L'année 1863 voit apparaître un système beaucoup plus moderne : l'animation par fondus enchaînés. La projection se fait avec une lanterne comportant deux objectifs superposés et équipés d'obturateurs. Lorsqu'on bascule le bras de commande, on ferme progressivement l'objectif du haut tout en ouvrant celui du bas : le passage d'une image à l'autre se fait de la sorte sans noir, sans rupture. « Le côté le plus intéressant de ce mode de représentation, écrit l'abbé Moigno, son inventeur, est d'obtenir plusieurs transformations successives d'une même vue, que l'on fait passer du jour à la nuit, de l'été à l'hiver ; on peut ainsi donner de l'animation à la vue projetée sur l'écran. »
Émile Reynaud
C'est toutefois à Émile Reynaud, inventeur du Praxinoscope et du Théâtre optique, que revient le mérite d'avoir offert au public, près de trois ans avant la séance historique du Cinématographe des frères Lumière au Grand Café, la première véritable projection de dessins animés en couleurs. Celle-ci eut lieu le 28 octobre 1892 au musée Grévin, et fut suivie d'une série de spectacles réguliers – « pantomimes lumineuses », comme on les appelait alors – dont Reynaud était à la fois le concepteur, le scénariste, le dessinateur, le technicien et l'opérateur. Un bon bock, Pauvre Pierrot, le Rêve au coin du feu comportaient jusqu'à 700 poses successives, tracées et coloriées à la main sur une bande porteuse. Autour d'une cabine ou les Aventures d'une Parisienne aux bains de mer, le chef-d'œuvre de Reynaud, qui durait une dizaine de minutes, a été projeté plus de dix mille fois entre 1894 et 1900.

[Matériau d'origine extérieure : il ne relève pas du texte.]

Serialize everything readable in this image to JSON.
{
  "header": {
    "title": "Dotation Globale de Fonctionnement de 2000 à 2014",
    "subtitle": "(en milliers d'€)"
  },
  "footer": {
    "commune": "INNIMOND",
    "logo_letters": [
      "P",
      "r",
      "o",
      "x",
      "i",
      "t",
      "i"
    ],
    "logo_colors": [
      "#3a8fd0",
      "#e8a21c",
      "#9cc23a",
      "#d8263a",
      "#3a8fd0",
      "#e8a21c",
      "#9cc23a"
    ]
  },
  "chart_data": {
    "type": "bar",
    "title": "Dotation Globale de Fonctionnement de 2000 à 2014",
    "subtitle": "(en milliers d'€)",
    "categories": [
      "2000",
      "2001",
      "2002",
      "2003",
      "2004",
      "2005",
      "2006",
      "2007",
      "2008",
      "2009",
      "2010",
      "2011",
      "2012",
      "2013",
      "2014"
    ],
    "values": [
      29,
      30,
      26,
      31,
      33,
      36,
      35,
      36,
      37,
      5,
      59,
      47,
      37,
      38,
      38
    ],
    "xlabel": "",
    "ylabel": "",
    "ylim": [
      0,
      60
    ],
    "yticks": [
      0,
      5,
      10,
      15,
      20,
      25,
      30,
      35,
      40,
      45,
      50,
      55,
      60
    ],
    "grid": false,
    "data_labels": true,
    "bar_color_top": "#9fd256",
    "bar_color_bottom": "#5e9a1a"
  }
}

Avec Reynaud, les principales caractéristiques du dessin animé, au sens où nous l'entendons aujourd'hui, étaient posées : le travail de réalisation se faisait image par image, chaque image dessinée correspondant à une phase du mouvement qu'on voulait représenter ; ensuite, ces images – reportées sur un long ruban en toile perforé qui se déroulait entre deux bobines – étaient éclairées par une source lumineuse et projetées sur un écran. Pour parvenir au dessin animé cinématographique, il ne manquait plus que l'impression photographique de chaque image sur un film.

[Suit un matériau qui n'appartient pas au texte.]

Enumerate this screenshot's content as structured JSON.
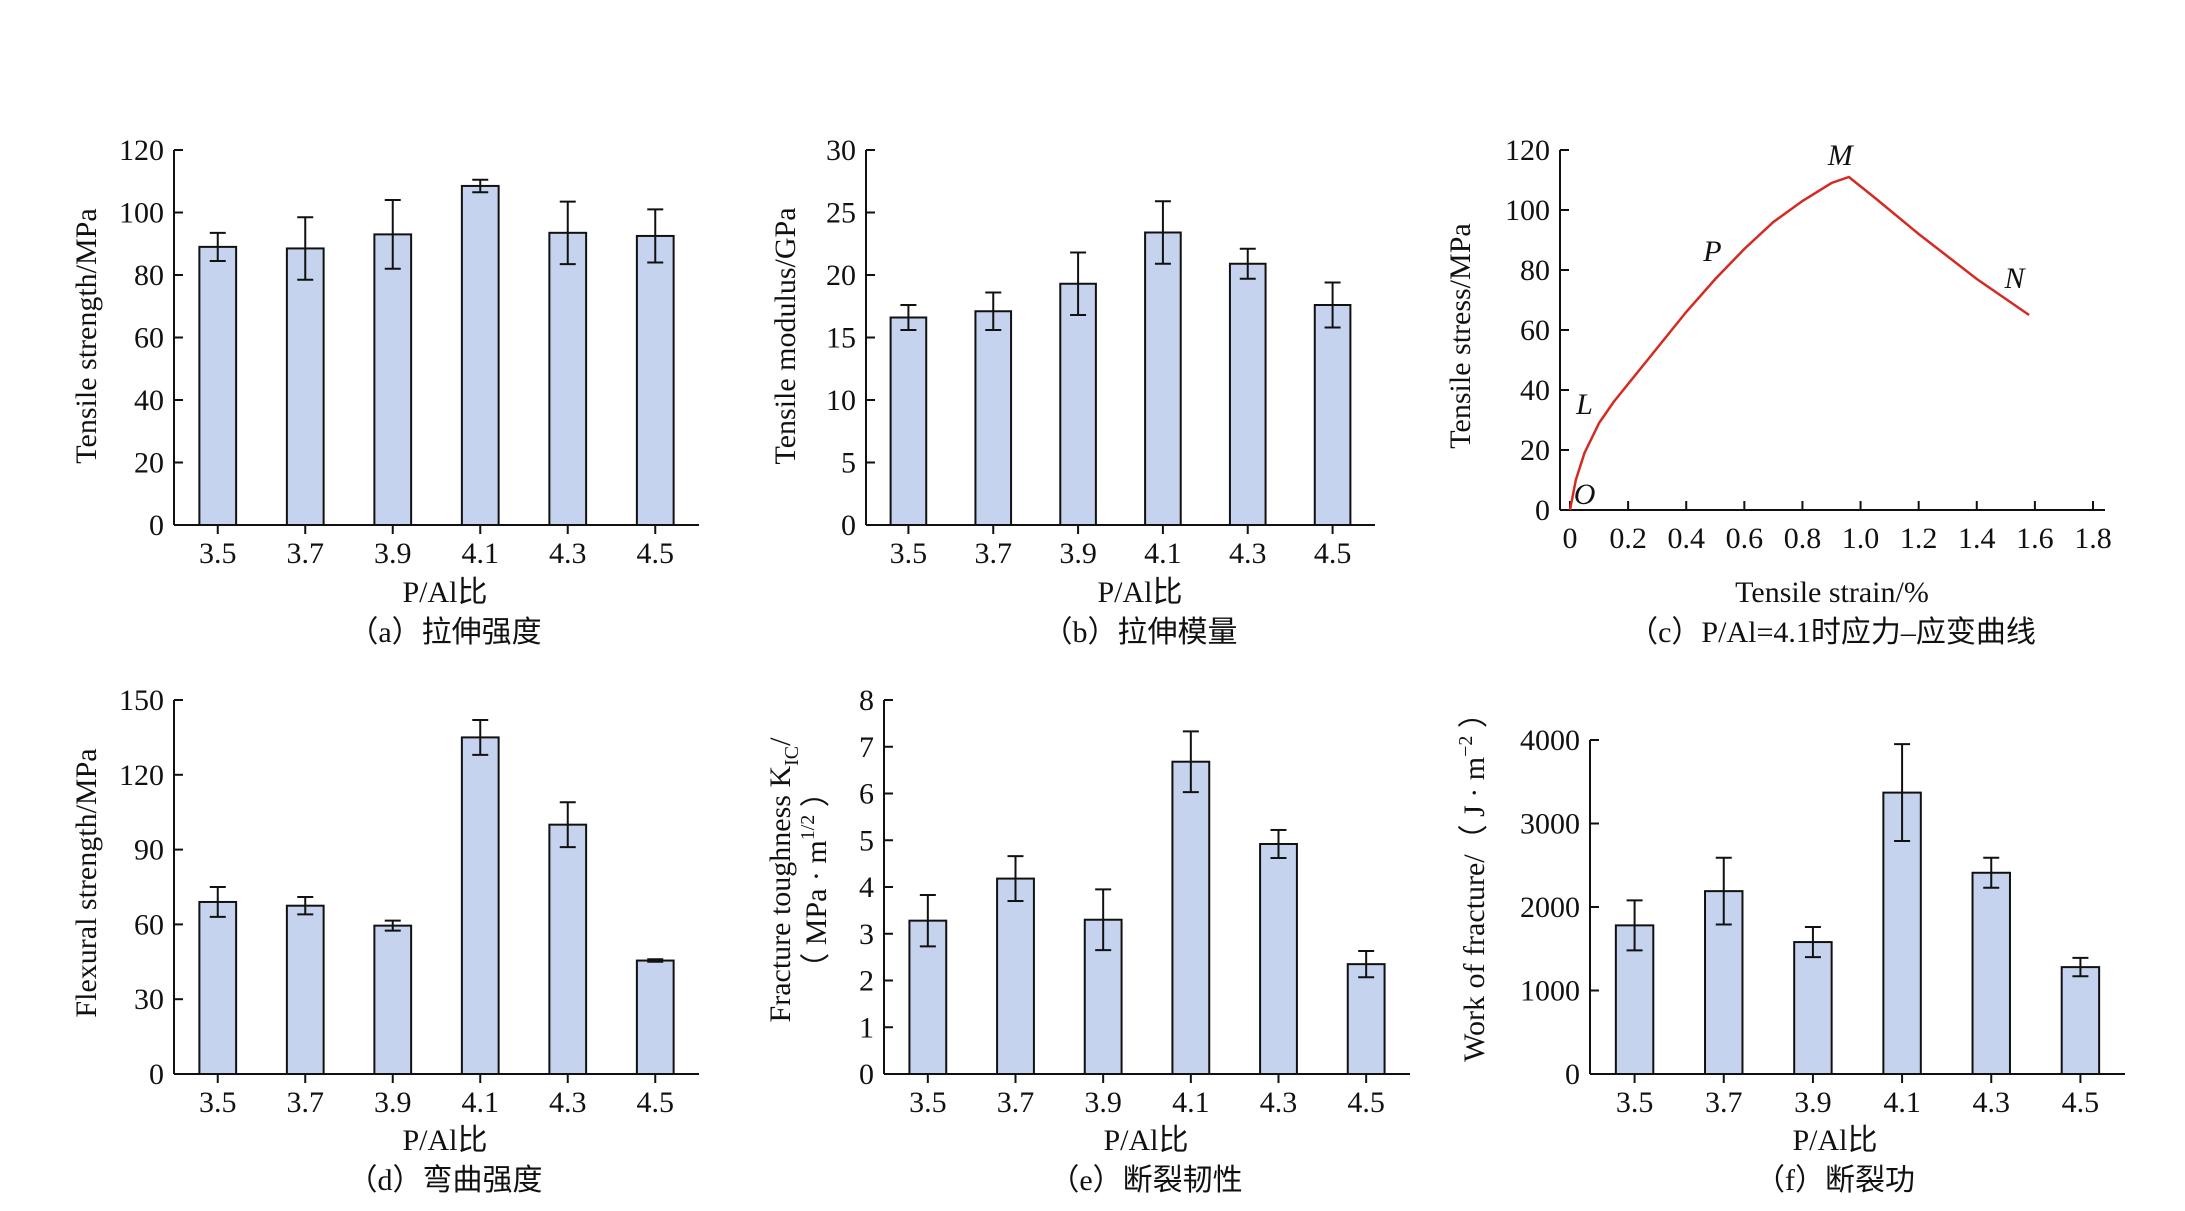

Au départ, une idée de truquage
À la différence du cinéma tout court, qui repose sur la prise de vues continue, c'est en effet la prise de vues « image par image » qui fonde le cinéma d'animation. En fait, ce type de prise de vues fut d'abord employé, dans la période d'invention foisonnante des débuts du cinéma, comme procédé de truquage. Toutefois, les premières caméras ne permettant pas une prise strictement image par image – l'inertie de la machine était telle qu'on ne pouvait l'arrêter brutalement –, on jouait sur de petits ensembles de six à huit images que l'on retravaillait ensuite au montage. Georges Méliès utilisa ce procédé pour obtenir les effets d'apparition, de disparition, de substitution et de transformation qui font de ses films un perpétuel émerveillement. De même, l'Américain James Stuarts Blackton eut recours à ce procédé de truquage pour multiplier les effets surnaturels dans son célèbre Hôtel hanté (The Haunted Hotel, 1907).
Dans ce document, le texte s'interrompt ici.